Huckabee offered a preview of what his campaign would look like during a series of roundtable discussions with reporters in Washington, D.C, earlier Friday, saying he expects stiff competition but would be able to cobble together a coalition to put him in the hunt for the Republican nomination.
“Most of the people who were with me eight years ago are still with me,” Huckabee said, referring to his first bid for president in 2008, when he won the Iowa caucuses but fell short of the nomination.
Huckabee acknowledged, however, that campaigning for president has changed markedly since 2008 — most notably in the wake of the 2010 Citizens United ruling by the Supreme Court that opened the campaign finance floodgates.
In 2008, Huckabee won in Iowa in spite of being outspent by Mitt Romney by a factor of roughly 15 to one. This time, with super PACs on the scene and with a fiercely competitive Republican primary field, Huckabee might face an even steeper financial climb.
“I don’t think I need to raise the same amount of funds as some of the other candidates, because I know how politics works.
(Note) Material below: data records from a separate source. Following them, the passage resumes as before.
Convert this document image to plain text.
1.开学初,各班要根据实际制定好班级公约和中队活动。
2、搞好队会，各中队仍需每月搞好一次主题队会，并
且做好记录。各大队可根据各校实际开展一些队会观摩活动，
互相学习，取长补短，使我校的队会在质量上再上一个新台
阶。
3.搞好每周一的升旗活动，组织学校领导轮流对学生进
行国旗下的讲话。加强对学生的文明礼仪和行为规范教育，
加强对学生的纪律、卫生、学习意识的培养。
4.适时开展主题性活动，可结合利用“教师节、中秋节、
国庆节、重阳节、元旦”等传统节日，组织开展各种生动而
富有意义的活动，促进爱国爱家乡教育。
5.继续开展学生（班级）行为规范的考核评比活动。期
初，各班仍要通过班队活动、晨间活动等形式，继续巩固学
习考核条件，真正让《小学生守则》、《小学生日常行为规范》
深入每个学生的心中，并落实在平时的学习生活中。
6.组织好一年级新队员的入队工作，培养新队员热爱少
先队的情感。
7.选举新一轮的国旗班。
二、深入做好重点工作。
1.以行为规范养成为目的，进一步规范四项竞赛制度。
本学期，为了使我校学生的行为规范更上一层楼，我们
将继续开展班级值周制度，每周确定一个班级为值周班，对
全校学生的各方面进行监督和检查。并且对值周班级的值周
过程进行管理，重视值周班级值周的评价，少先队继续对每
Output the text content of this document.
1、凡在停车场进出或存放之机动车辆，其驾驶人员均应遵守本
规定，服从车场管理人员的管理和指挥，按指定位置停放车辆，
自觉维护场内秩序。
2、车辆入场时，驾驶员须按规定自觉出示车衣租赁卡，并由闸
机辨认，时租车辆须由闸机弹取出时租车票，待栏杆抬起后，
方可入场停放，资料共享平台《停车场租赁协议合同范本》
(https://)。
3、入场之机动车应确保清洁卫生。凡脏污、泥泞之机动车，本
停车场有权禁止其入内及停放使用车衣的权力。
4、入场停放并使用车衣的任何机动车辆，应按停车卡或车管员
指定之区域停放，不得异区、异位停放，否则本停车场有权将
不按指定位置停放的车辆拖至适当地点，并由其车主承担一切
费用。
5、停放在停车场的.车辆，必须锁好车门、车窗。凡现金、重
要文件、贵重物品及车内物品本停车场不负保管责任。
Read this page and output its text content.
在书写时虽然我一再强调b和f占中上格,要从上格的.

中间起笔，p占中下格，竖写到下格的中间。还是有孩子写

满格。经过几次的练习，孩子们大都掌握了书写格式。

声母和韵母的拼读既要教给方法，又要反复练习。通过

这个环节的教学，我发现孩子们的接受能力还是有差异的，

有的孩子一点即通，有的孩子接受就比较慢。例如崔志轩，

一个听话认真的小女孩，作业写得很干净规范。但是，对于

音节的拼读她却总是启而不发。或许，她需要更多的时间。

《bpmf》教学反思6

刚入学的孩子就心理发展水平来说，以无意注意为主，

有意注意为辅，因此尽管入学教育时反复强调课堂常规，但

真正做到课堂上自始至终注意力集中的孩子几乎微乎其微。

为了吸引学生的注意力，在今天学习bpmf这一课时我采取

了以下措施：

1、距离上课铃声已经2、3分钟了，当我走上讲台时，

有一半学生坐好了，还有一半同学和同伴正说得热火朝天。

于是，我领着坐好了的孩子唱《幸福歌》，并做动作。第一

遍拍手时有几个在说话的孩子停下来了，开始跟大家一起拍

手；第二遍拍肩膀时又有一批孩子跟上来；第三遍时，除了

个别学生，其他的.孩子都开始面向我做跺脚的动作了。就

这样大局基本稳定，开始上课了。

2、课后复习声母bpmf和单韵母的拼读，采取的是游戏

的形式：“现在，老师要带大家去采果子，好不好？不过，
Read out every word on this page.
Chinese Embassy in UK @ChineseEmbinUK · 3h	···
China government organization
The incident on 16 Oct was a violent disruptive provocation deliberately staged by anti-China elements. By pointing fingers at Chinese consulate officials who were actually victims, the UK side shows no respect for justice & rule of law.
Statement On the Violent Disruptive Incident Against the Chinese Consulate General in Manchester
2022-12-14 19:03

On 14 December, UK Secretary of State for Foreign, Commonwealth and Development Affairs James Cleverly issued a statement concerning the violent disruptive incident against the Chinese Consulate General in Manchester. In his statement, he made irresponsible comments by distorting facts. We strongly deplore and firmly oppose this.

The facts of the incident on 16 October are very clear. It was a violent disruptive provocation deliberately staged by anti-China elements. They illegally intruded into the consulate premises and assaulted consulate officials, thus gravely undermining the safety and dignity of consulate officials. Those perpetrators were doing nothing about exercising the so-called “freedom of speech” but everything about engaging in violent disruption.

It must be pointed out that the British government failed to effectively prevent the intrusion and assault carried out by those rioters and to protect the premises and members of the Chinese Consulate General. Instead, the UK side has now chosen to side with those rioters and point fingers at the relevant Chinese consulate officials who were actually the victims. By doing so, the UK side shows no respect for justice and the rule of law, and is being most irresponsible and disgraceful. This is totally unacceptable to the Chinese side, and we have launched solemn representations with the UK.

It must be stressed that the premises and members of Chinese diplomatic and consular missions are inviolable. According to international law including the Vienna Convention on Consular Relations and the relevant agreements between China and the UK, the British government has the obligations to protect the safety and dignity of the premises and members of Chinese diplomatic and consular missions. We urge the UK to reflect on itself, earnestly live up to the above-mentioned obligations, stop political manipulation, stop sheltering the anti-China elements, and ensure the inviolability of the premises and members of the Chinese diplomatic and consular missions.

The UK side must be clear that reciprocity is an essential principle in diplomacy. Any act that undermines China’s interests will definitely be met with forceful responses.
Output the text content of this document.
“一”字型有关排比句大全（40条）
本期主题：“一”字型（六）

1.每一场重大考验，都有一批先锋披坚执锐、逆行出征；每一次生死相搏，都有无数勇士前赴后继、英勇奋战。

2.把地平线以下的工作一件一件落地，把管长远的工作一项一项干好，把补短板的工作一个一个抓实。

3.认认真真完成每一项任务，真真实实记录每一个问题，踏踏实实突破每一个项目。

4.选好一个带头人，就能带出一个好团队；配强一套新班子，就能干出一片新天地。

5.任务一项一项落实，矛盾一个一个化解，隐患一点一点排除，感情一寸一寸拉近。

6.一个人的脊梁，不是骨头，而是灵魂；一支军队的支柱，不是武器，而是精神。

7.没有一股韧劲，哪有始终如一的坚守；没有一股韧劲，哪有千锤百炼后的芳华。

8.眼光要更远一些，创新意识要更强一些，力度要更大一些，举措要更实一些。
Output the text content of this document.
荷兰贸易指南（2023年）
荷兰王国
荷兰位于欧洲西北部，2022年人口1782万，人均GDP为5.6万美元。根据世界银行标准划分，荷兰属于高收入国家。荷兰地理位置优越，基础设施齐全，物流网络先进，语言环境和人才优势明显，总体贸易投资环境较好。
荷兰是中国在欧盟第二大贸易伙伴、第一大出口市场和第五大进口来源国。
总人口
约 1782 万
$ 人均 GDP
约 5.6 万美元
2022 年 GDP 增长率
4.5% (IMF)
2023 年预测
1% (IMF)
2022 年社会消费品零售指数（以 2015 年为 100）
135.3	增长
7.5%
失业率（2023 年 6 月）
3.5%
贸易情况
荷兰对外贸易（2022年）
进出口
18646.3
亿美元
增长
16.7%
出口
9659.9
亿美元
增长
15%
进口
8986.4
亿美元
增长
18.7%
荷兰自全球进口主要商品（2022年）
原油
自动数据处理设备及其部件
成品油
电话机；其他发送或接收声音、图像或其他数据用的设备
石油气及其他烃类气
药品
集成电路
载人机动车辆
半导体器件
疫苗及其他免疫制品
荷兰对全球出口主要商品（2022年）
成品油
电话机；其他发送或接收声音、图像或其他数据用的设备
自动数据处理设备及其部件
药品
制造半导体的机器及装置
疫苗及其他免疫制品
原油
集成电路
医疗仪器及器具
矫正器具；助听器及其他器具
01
Some people will raise so much money, they will have more money than they know what to do with, and they will waste a bunch of it and blow through it and run a very inefficient organization,” Huckabee reasoned Friday. “We want to be efficient. I want to be as frugal as I wish the government would be.”
There is also the question of whether Huckabee, who won Iowa in 2008 largely on the strength of his conservative credentials, will indeed hold the same appeal among social conservatives this time, when candidates such as Sen. Ted Cruz and Wisconsin Gov. Scott Walker might take generous bites out of the same apple.
Huckabee said Thursday that he did not appeal only to evangelical voters in 2008 — a common “misconception,” he said — but also to the working class, whom he would hope to win again in 2016.
“I also think that I’ve got an opportunity to bring some people into the fold that are not historically Republican voters,” Huckabee added. “I go back to the number of African-American votes that I got in Arkansas. I had a strong Hispanic following in Arkansas. Maybe even union members.”
The element perhaps working most in Huckabee’s favor, by his estimation at least, is the Republican primary schedule — which begins in January 2016 with the Iowa caucuses.
“I have no presumptions that I’m a lock to win it or that I go into it with this unbreakable position in favor,” Huckabee said. “But we have a good structure, a good organization, good contacts, a good network there, a good message there. And I do know how to win Iowa.”
Huckabee conceded New Hampshire would present a “tougher environment” for his message, but the South Carolina and so-called SEC primary, which will include Arkansas and Georgia, could give him a shot.
Meanwhile, Huckabee continues to poll strongly at this early stage among potential Republican candidates for president. In the RealClearPolitics polling average, Huckabee places second among Republicans in Iowa with 12 percent, trailing Walker. In South Carolina, Huckabee averages fourth place among Republicans.